Conclusivamente, non può considerarsi esente da criticità la soluzione individuata dalla Corte costituzionale. La riconduzione delle misure emergenziali di contrasto alla diffusione del virus Covid-19 alla materia “profilassi internazionale”, nonostante la dimensione globale della crisi sanitaria e specie se non “direttamente connessa” all’esecuzione di protocolli imposti a livello sovranazionale (è noto come ogni Stato membro abbia posto in essere strategie di contenimento piuttosto diversificate), non appare del tutto convincente. Seppure possa apparire giuridicamente necessario e logicamente ammissibile garantire un’omogeneità nazionale delle misure di contrasto all’emergenza pandemica, la riconduzione della disciplina alla materia “tutela della salute”, di competenza concorrente tra Stato e Regioni, avrebbe potuto assicurare il medesimo risultato, preservando maggiormente la funzione delle Regioni in tempi così gravi.
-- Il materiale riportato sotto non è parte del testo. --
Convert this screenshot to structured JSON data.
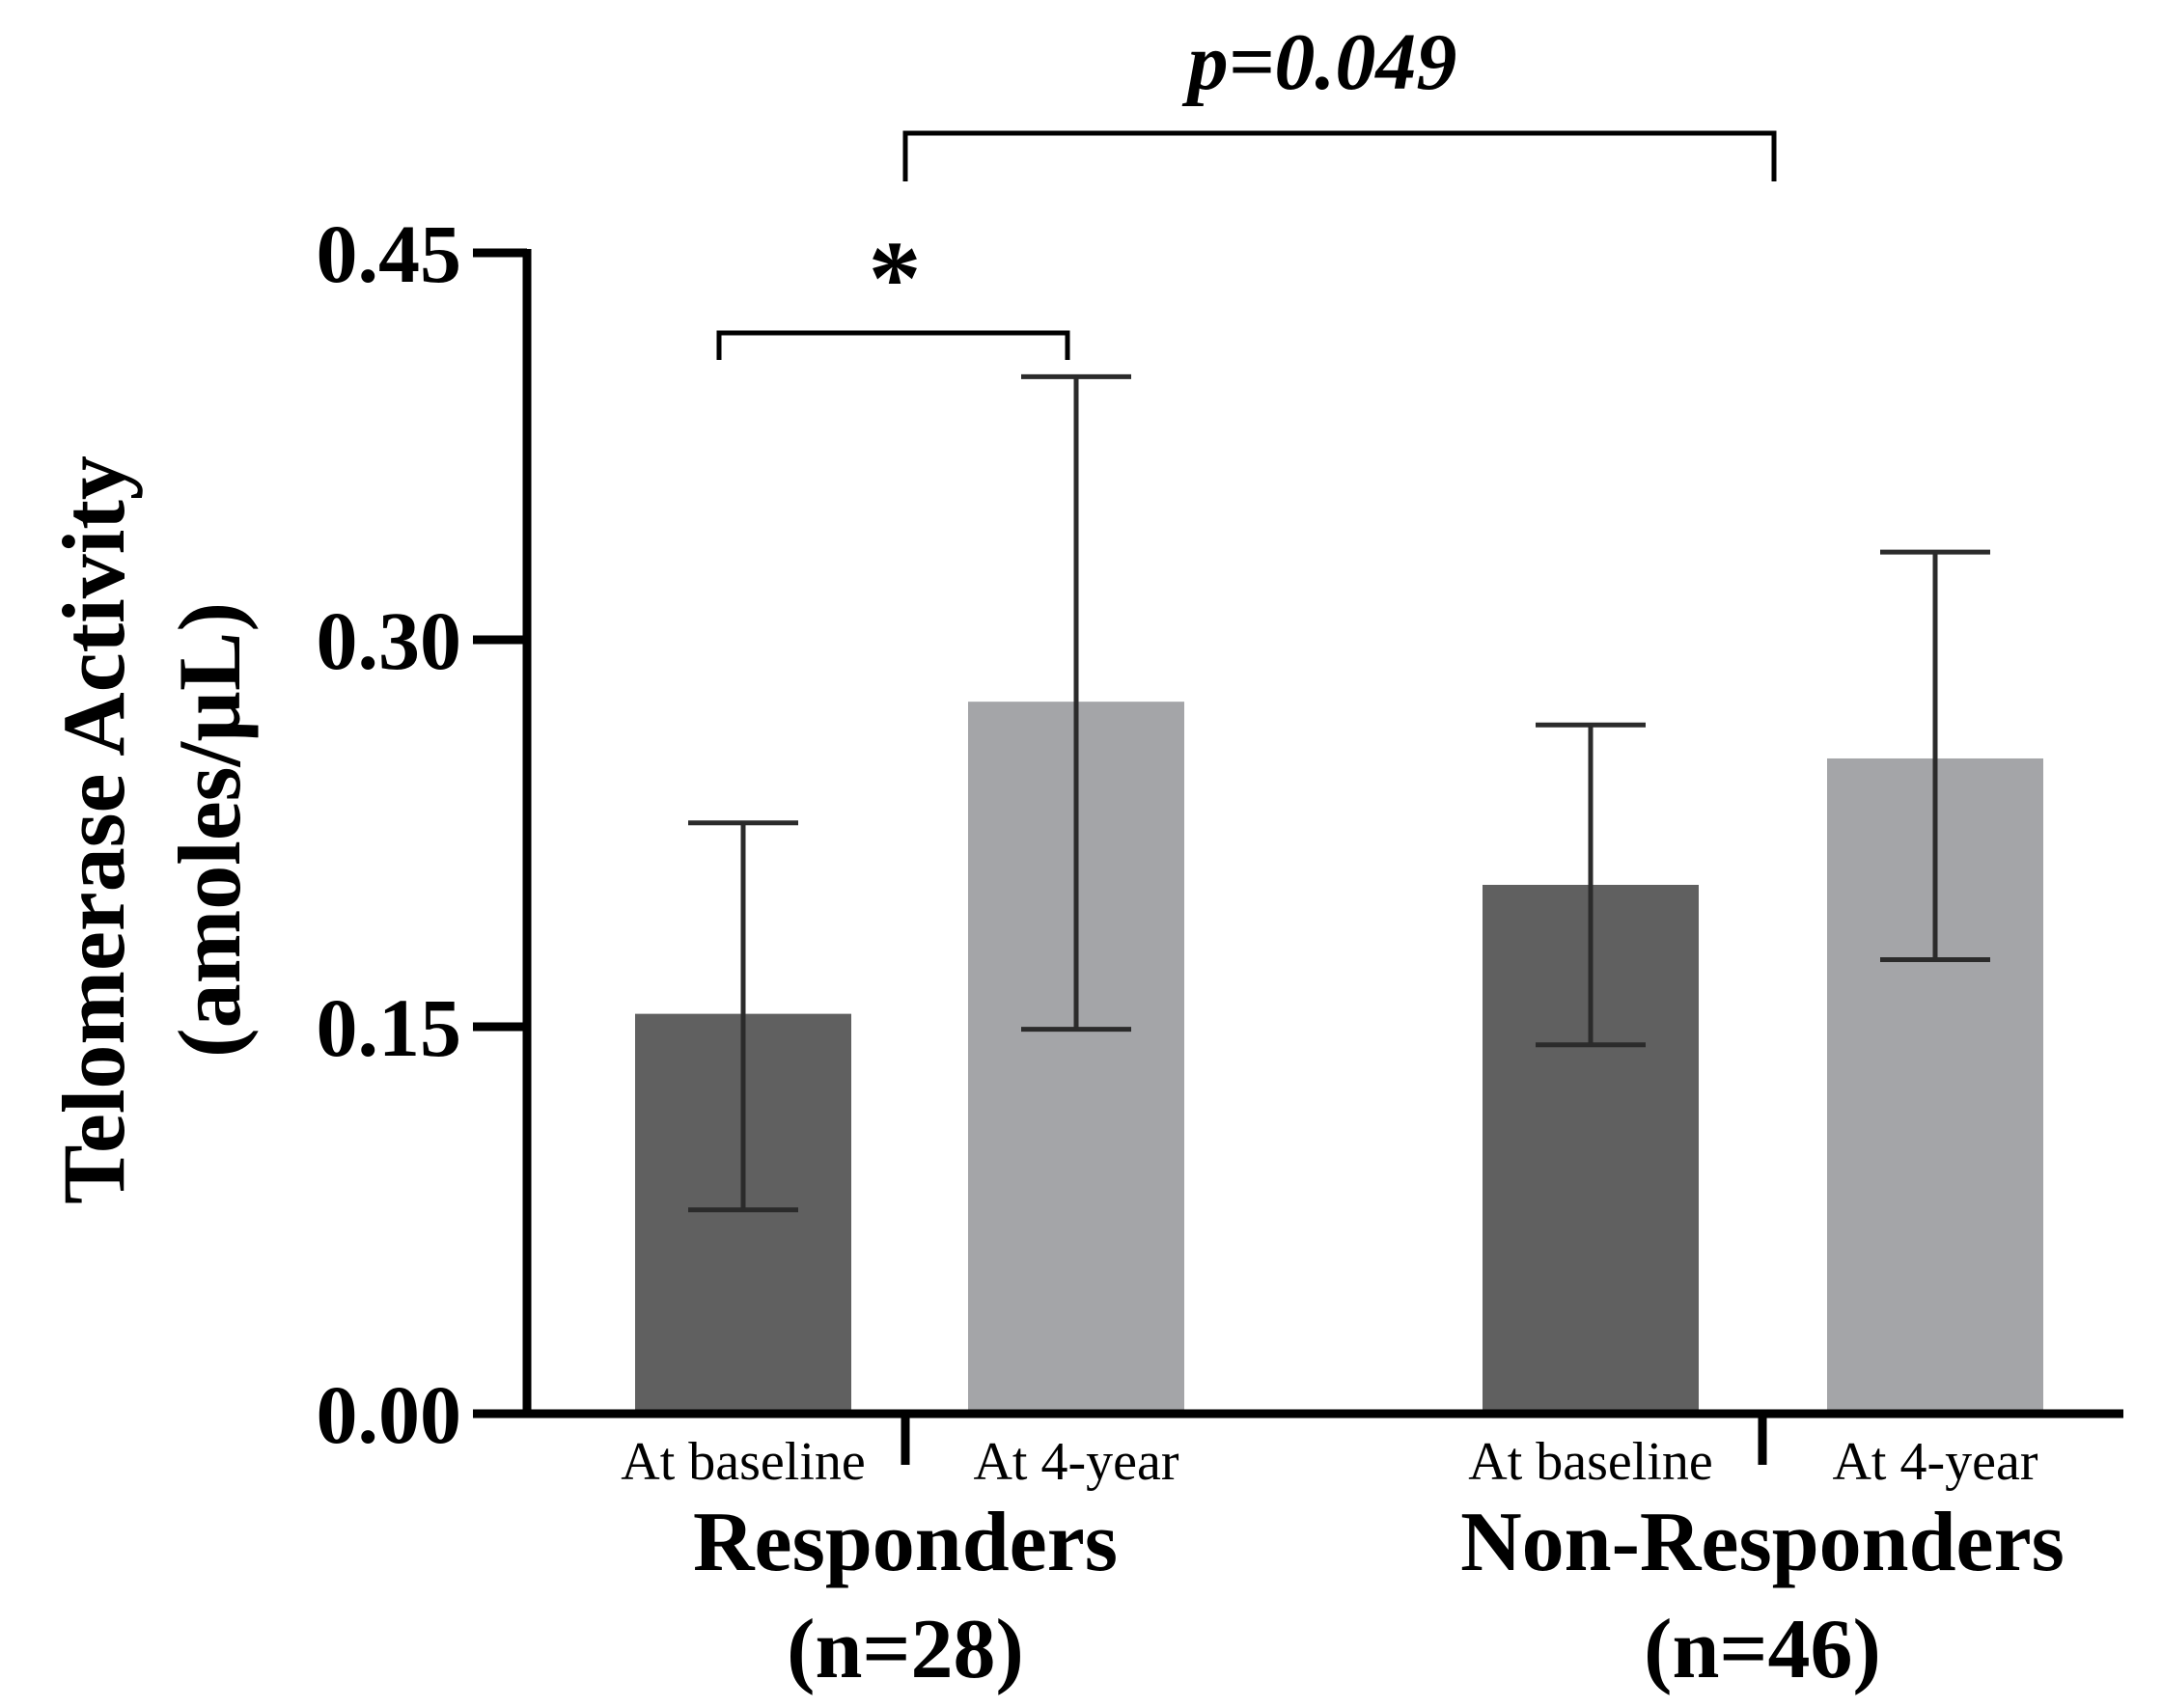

Ad ogni buon conto, la disciplina generale dello Stato avrebbe potuto imporsi su legislazioni regionali divergenti o distoniche da essa, garantendo tuttavia un ruolo non riconducibile alla mera “esecuzione” da parte delle Regioni e valorizzando, al contempo, il principio cooperativo ed il rispetto delle reciproche sfere di competenza, intesi ambedue quali pilastri necessari della relazione tra centro e periferia.